The actual migration work is done outside of Migration Hub, using one of the integrated services mentioned above. Those services report their status back to Migration Hub which is then displayed in the Migration Hub console, providing a single place to track the progress of migration activity.
A supporting feature of Migration Hub is its ability to provide EC2 instance size recommendations based on the data it discovered about your VMs. You can instruct Migration Hub to use the average, peak, or percentile CPU/RAM data to inform its decisions and even choose between shared/dedicated instances and on-demand/reserved EC2 pricing models.
The feature will output a CSV file containing all the servers in the Migration Hub inventory along with the detailed data used to create the recommendation and the EC2 instance recommendation itself.

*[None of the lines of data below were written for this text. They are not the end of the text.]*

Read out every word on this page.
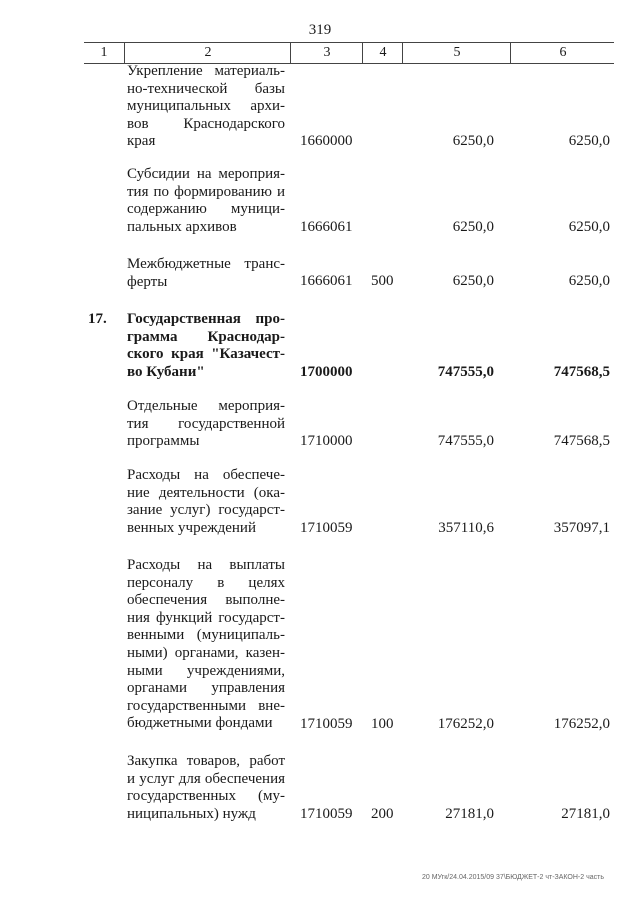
319
1	2	3	4	5	6
Укрепление материаль-
но-технической базы
муниципальных архи-
вов Краснодарского
края	1660000	6250,0	6250,0
Субсидии на мероприя-
тия по формированию и
содержанию муници-
пальных архивов	1666061	6250,0	6250,0
Межбюджетные транс-
ферты	1666061 500	6250,0	6250,0
17. Государственная про-
грамма Краснодар-
ского края "Казачест-
во Кубани"	1700000	747555,0	747568,5
Отдельные мероприя-
тия государственной
программы	1710000	747555,0	747568,5
Расходы на обеспече-
ние деятельности (ока-
зание услуг) государст-
венных учреждений	1710059	357110,6	357097,1
Расходы на выплаты
персоналу в целях
обеспечения выполне-
ния функций государст-
венными (муниципаль-
ными) органами, казен-
ными учреждениями,
органами управления
государственными вне-
бюджетными фондами	1710059 100	176252,0	176252,0
Закупка товаров, работ
и услуг для обеспечения
государственных (му-
ниципальных) нужд	1710059 200	27181,0	27181,0
20 МУгк/24.04.2015/09 37\БЮДЖЕТ-2 чт-ЗАКОН-2 часть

AWS provides multiple tools for planning, discovering, migrating, and tracking the movement of VMs into the AWS Cloud. By using these tools, you can automate the migration of VMs into AWS in order to conduct dry-run migrations or perform migration of production workloads. VMs can also be grouped into applications in order to facilitate an orderly migration. These same tools can be used to bring "gold images" of servers to AWS to enable running a common image in a hybrid environment.
These tools make it easy to get your servers running on AWS.
You should also now understand that you cannot just nab an OVA or VMDK and whip it up to the cloud. Your VMs have to go through an import process to convert them to an AMI before they're usable on AWS.
- VM Import/Export User Guide and FAQ
- AWS Application Migration Service User Guide and FAQ
- AWS Migration Hub User Guide and FAQ
- AWS Migration Whitepaper
Disclaimer: The opinions and information expressed in this blog article are my own and not necessarily those of Amazon Web Services or Amazon, Inc.